The host label accepts a comma-separated list. Sōzune passes each entry as-is to Sōzu, which classifies it as exact, wildcard, or regex based on its shape. The matching rules below are Sōzu's.

Exact

labels:
  - "sozune.http.app.host=app.example.com"

A literal hostname. Matched against the request's Host header.

Wildcard

A wildcard matches exactly one DNS label.

labels:
  - "sozune.http.app.host=*.example.com"

foo.example.com matches; bar.foo.example.com does not. The leading * is required — patterns like app*.example.com are rejected.

The bare * matches everything (any host).

Regex

A regex pattern is wrapped in /.../, applied to one DNS label.

labels:
  - "sozune.http.cdn.host=/cdn[0-9]+/.example.com"

The example matches cdn1.example.com, cdn42.example.com, but not cdnabc.example.com. The . outside the regex segment is treated as a literal DNS separator (not a regex metacharacter).

You can have several regex segments in the same hostname, e.g. /v[0-9]+/./api[a-z]/.example.com.

Mixed list

labels:
  - "sozune.http.app.host=app.example.com,*.app.example.com"

Each item in the list is parsed on its own — you can mix exact, wildcard and regex freely.

Priority

When several entrypoints could match the same request, Sōzune applies them in priority descending order.

labels:
  - "sozune.http.specific.host=admin.example.com"
  - "sozune.http.specific.priority=100"
  - "sozune.http.catchall.host=*.example.com"
  # priority defaults to 0

For admin.example.com, the specific entrypoint wins. Other subdomains hit catchall.

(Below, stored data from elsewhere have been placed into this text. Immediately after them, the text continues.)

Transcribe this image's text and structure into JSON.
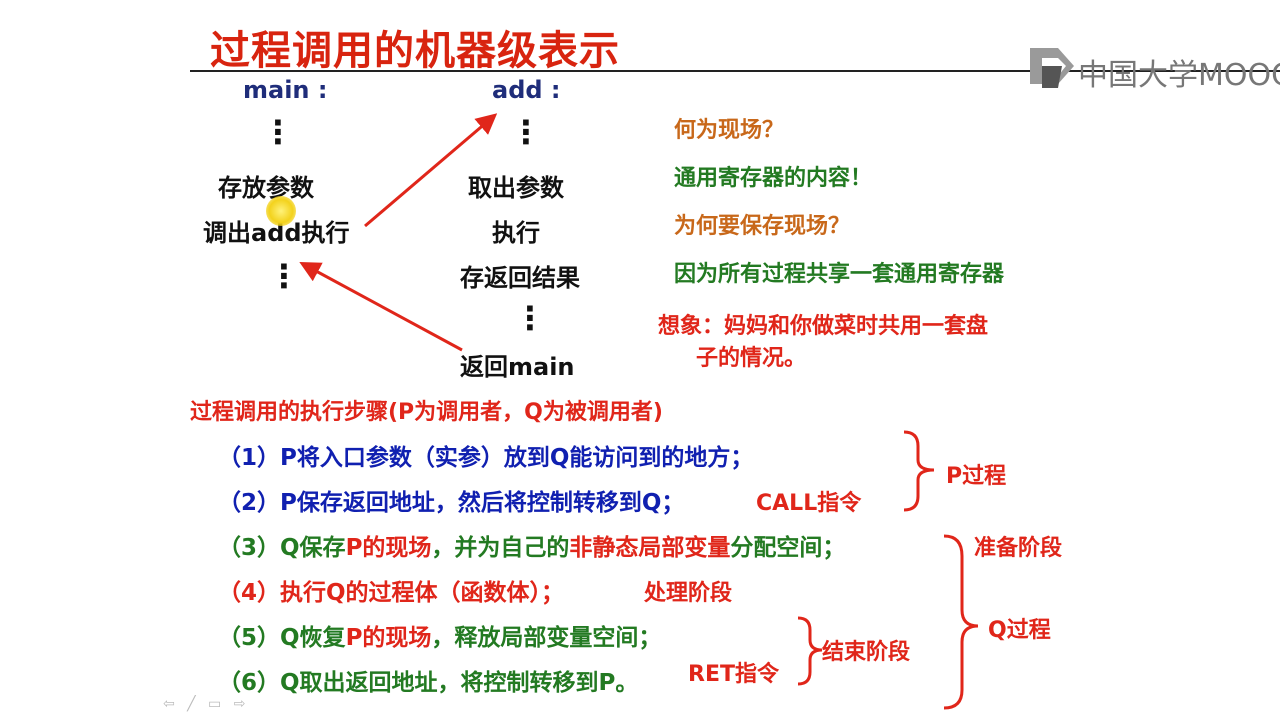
{
  "slide": {
    "title": "过程调用的机器级表示",
    "logo_text": "中国大学MOOC"
  },
  "diagram": {
    "main_label": "main :",
    "main_dots_top": "⋮",
    "main_store_params": "存放参数",
    "main_call": "调出add执行",
    "main_dots_bottom": "⋮",
    "add_label": "add :",
    "add_dots_top": "⋮",
    "add_get_params": "取出参数",
    "add_execute": "执行",
    "add_store_result": "存返回结果",
    "add_dots_bottom": "⋮",
    "add_return": "返回main"
  },
  "notes": {
    "q1": "何为现场？",
    "a1": "通用寄存器的内容！",
    "q2": "为何要保存现场？",
    "a2": "因为所有过程共享一套通用寄存器",
    "imagine_line1": "想象：妈妈和你做菜时共用一套盘",
    "imagine_line2": "子的情况。"
  },
  "steps": {
    "heading": "过程调用的执行步骤(P为调用者，Q为被调用者)",
    "s1": "（1）P将入口参数（实参）放到Q能访问到的地方；",
    "s2": "（2）P保存返回地址，然后将控制转移到Q；",
    "s2_tag": "CALL指令",
    "s3_a": "（3）Q保存",
    "s3_b": "P的现场",
    "s3_c": "，并为自己的",
    "s3_d": "非静态局部变量",
    "s3_e": "分配空间；",
    "s4": "（4）执行Q的过程体（函数体）；",
    "s4_tag": "处理阶段",
    "s5_a": "（5）Q恢复",
    "s5_b": "P的现场",
    "s5_c": "，释放局部变量空间；",
    "s6": "（6）Q取出返回地址，将控制转移到P。",
    "s6_tag": "RET指令",
    "p_process": "P过程",
    "prepare_phase": "准备阶段",
    "q_process": "Q过程",
    "end_phase": "结束阶段"
  },
  "toolbar": {
    "nav_icons": "⇦ ╱ ▭ ⇨"
  },
  "colors": {
    "title": "#d8240f",
    "navy": "#1f2d7a",
    "orange": "#c8681a",
    "green": "#237a22",
    "red": "#e0261a",
    "blue": "#1020b0"
  }
}
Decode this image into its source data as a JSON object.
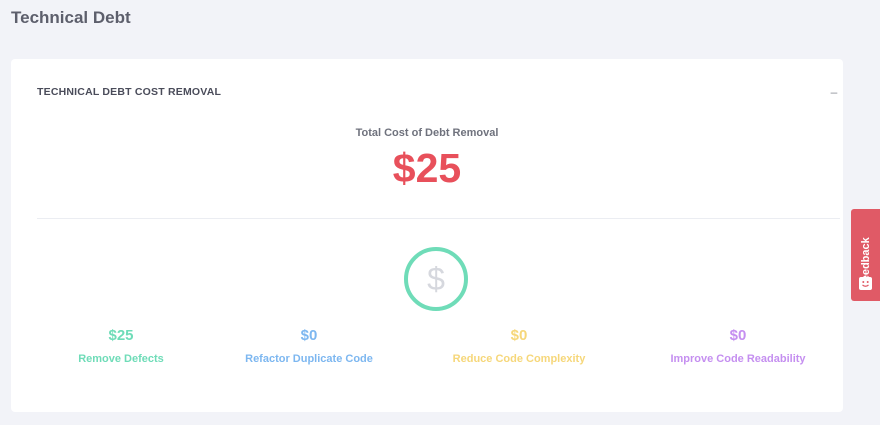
{
  "page": {
    "title": "Technical Debt"
  },
  "card": {
    "title": "TECHNICAL DEBT COST REMOVAL",
    "collapse_label": "–",
    "total_label": "Total Cost of Debt Removal",
    "total_value": "$25",
    "total_color": "#e8505b",
    "ring_color": "#6fdcb8",
    "ring_icon": "dollar-icon",
    "ring_symbol": "$"
  },
  "categories": [
    {
      "value": "$25",
      "label": "Remove Defects",
      "color": "#6fdcb8"
    },
    {
      "value": "$0",
      "label": "Refactor Duplicate Code",
      "color": "#7db7f0"
    },
    {
      "value": "$0",
      "label": "Reduce Code Complexity",
      "color": "#f6d77a"
    },
    {
      "value": "$0",
      "label": "Improve Code Readability",
      "color": "#c58ff0"
    }
  ],
  "feedback": {
    "label": "Feedback",
    "icon": "smiley-icon",
    "color": "#e05a66"
  }
}
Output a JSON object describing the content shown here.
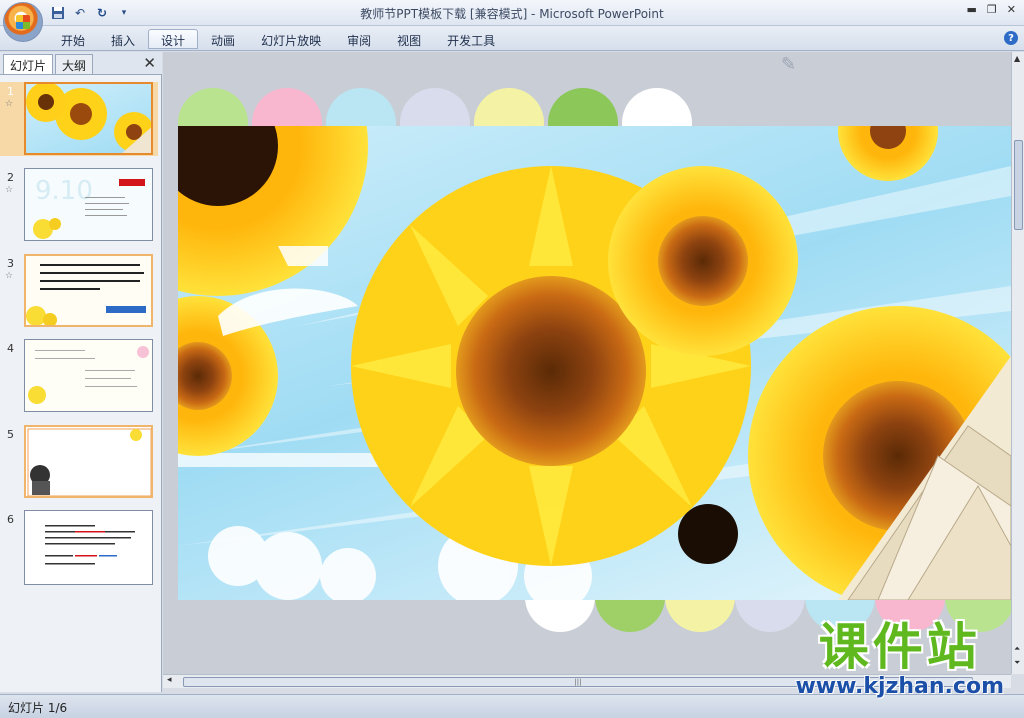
{
  "window": {
    "title": "教师节PPT模板下载 [兼容模式] - Microsoft PowerPoint"
  },
  "quick_access": [
    {
      "icon": "save-icon"
    },
    {
      "icon": "undo-icon"
    },
    {
      "icon": "redo-icon"
    },
    {
      "icon": "customize-dropdown-icon"
    }
  ],
  "ribbon": {
    "tabs": [
      "开始",
      "插入",
      "设计",
      "动画",
      "幻灯片放映",
      "审阅",
      "视图",
      "开发工具"
    ],
    "active_tab": "设计"
  },
  "panel": {
    "tabs": [
      "幻灯片",
      "大纲"
    ],
    "close": "✕"
  },
  "slides": [
    {
      "number": "1",
      "selected": true
    },
    {
      "number": "2",
      "selected": false
    },
    {
      "number": "3",
      "selected": false
    },
    {
      "number": "4",
      "selected": false
    },
    {
      "number": "5",
      "selected": false
    },
    {
      "number": "6",
      "selected": false
    }
  ],
  "watermark": {
    "title": "课件站",
    "url": "www.kjzhan.com"
  },
  "status": {
    "slide_indicator": "幻灯片 1/6"
  },
  "colors": {
    "dots_top": [
      "#b9e38f",
      "#f9b6cf",
      "#b9e6f2",
      "#d9dcec",
      "#f4f3a5",
      "#8cc75a",
      "#ffffff"
    ],
    "dots_bottom": [
      "#ffffff",
      "#9ed067",
      "#f4f3a5",
      "#d9dcec",
      "#b9e6f2",
      "#f9b6cf",
      "#b9e38f"
    ],
    "sunflower_petal": "#ffd21a",
    "sunflower_center": "#9b4a0e",
    "selection": "#f7d9a8"
  }
}
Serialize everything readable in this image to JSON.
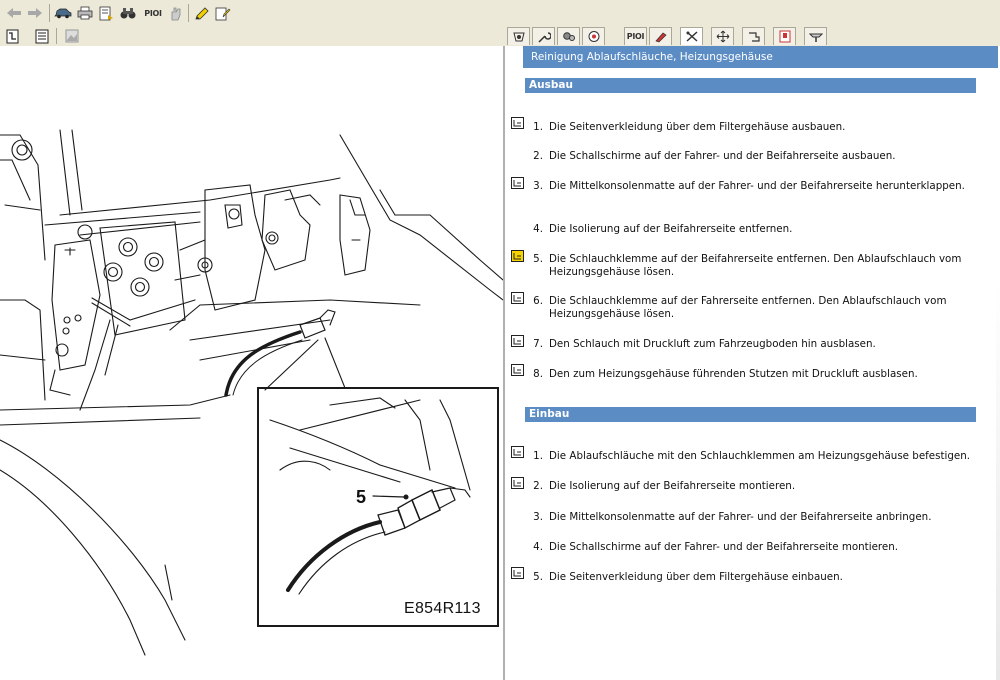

The default priority is 0. Higher numbers win.

Notes

  • Wildcard quirk: due to an upstream issue (sozu-proxy/sozu#1223), wildcards combined with shorter hostnames on the same listener could panic the HTTP worker on early Sōzu builds. Sōzune ships a patched build that guards against this.
  • Hostnames are passed as-is to Sōzu, which is responsible for the actual matching at request time.